Fifth, the government will push forward the development of cultural undertakings. Priorities will be given to cultural projects benefiting rural and grass-roots groups, and measures will be taken to ensure free admission to public cultural facilities, including museums, memorial halls and libraries.
Sixth, great efforts will be put into increasing funding for agriculture and agricultural infrastructure, especially water conservancy, river harnessing, reservoir renovation and projects to control such disasters as floods and mud-rock flow.
"This year the central budget will further increase spending on improving the people's living conditions," said Xie. "This means we will focus on some big projects that could ensure and improve people's well-being."
In contrast to the expenditure surge for people's livelihoods, governmental administrative expenses will be cut considerably this year. The central budget set aside 111.88 billion yuan ($18.09 billion) for administrative costs, up 4.3 percent year on year. Given the 4-percent cap of consumer price index growth set by the Central Government this year, the growth of administrative costs will be nearly zero.

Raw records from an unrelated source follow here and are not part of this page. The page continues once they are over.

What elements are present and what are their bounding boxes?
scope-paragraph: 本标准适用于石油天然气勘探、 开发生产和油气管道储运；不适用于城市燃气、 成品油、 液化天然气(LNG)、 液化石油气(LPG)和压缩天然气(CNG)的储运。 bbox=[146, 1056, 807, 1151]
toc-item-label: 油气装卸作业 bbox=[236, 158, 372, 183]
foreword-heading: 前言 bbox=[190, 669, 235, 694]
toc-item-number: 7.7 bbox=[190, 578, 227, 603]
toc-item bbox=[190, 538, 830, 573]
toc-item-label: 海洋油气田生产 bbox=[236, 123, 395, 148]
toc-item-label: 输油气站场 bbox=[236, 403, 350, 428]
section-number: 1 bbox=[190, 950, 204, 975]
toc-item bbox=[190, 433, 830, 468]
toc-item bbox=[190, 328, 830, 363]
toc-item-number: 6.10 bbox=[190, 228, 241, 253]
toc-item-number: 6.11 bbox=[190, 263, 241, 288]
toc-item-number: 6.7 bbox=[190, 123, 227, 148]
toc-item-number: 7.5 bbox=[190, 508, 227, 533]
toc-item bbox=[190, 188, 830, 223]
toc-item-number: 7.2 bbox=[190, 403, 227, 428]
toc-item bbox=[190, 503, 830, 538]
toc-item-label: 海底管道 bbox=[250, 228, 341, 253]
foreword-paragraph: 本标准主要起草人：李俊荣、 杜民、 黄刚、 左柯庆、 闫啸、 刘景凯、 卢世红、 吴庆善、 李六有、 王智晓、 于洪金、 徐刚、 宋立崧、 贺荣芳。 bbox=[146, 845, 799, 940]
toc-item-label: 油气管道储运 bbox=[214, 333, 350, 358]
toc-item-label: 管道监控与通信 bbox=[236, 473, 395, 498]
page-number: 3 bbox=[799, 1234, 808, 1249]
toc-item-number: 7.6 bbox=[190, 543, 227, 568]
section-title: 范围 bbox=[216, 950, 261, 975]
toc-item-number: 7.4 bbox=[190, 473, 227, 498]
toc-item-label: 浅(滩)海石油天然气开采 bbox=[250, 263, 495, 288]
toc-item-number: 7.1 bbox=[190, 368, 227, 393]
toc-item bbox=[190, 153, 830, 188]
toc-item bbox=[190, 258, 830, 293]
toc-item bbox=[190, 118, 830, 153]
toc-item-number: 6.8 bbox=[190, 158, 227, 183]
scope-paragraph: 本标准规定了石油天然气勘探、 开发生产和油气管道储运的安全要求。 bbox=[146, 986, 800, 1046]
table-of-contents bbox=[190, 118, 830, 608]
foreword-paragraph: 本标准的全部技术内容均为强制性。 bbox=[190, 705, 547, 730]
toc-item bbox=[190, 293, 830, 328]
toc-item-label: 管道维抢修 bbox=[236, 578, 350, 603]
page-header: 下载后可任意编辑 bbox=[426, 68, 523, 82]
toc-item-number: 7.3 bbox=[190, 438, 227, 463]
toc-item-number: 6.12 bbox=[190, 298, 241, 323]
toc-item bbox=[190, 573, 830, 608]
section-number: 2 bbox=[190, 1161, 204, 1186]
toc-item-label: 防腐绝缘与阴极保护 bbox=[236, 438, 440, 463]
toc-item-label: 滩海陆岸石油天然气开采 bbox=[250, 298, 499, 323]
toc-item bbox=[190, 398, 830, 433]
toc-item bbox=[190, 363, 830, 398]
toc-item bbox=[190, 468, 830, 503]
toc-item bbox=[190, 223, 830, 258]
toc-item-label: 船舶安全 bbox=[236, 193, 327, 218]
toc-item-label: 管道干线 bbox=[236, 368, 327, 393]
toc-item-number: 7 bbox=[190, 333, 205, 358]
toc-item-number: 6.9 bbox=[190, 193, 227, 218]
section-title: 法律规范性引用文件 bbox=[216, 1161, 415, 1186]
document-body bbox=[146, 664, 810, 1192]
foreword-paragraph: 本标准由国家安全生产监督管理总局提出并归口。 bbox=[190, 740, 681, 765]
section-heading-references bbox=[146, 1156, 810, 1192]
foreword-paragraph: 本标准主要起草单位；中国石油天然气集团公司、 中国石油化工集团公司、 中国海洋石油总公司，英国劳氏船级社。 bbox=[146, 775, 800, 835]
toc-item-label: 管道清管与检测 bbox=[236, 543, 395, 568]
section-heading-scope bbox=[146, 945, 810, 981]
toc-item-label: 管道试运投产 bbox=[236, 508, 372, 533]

The new budget showed the Central Government's guideline to allocate capital in improving people's livelihoods, promoting the upgrading of the economic growth mode and optimizing industrial structures, said Jia Kang, head of the Institute of Fiscal Science, a think tank affiliated with the Ministry of Finance.
The significance of China spending two thirds of its central budget on people's livelihoods this year is that public finance comes from people's taxes and should therefore be used to pay for upgrades to people's lives, said He Liping, a professor with the School of Economics and Business Administration at Beijing Normal University.
The spending hikes in public welfare will allow people to use their money instead of hoarding it away in banks for a rainy day, said He.
For too long, the Chinese economy has relied heavily on investment and exports, said He. Despite the fact that average incomes were low, the dearth of social security made Chinese people likely to save and reluctant to spend, said He.
While increasing spending on people's livelihoods, the central budget will alleviate low-income residents' burden on housing, medical and education costs, said He.
To be frank, He said, various efforts and attempts have been made to alleviate the shortage of public services in recent years, but these services still lag far behind people's demands.
The government should continue to increase the proportion of people's livelihoods in the central budget in the future to expand domestic demand and ensure people's well-being, said He.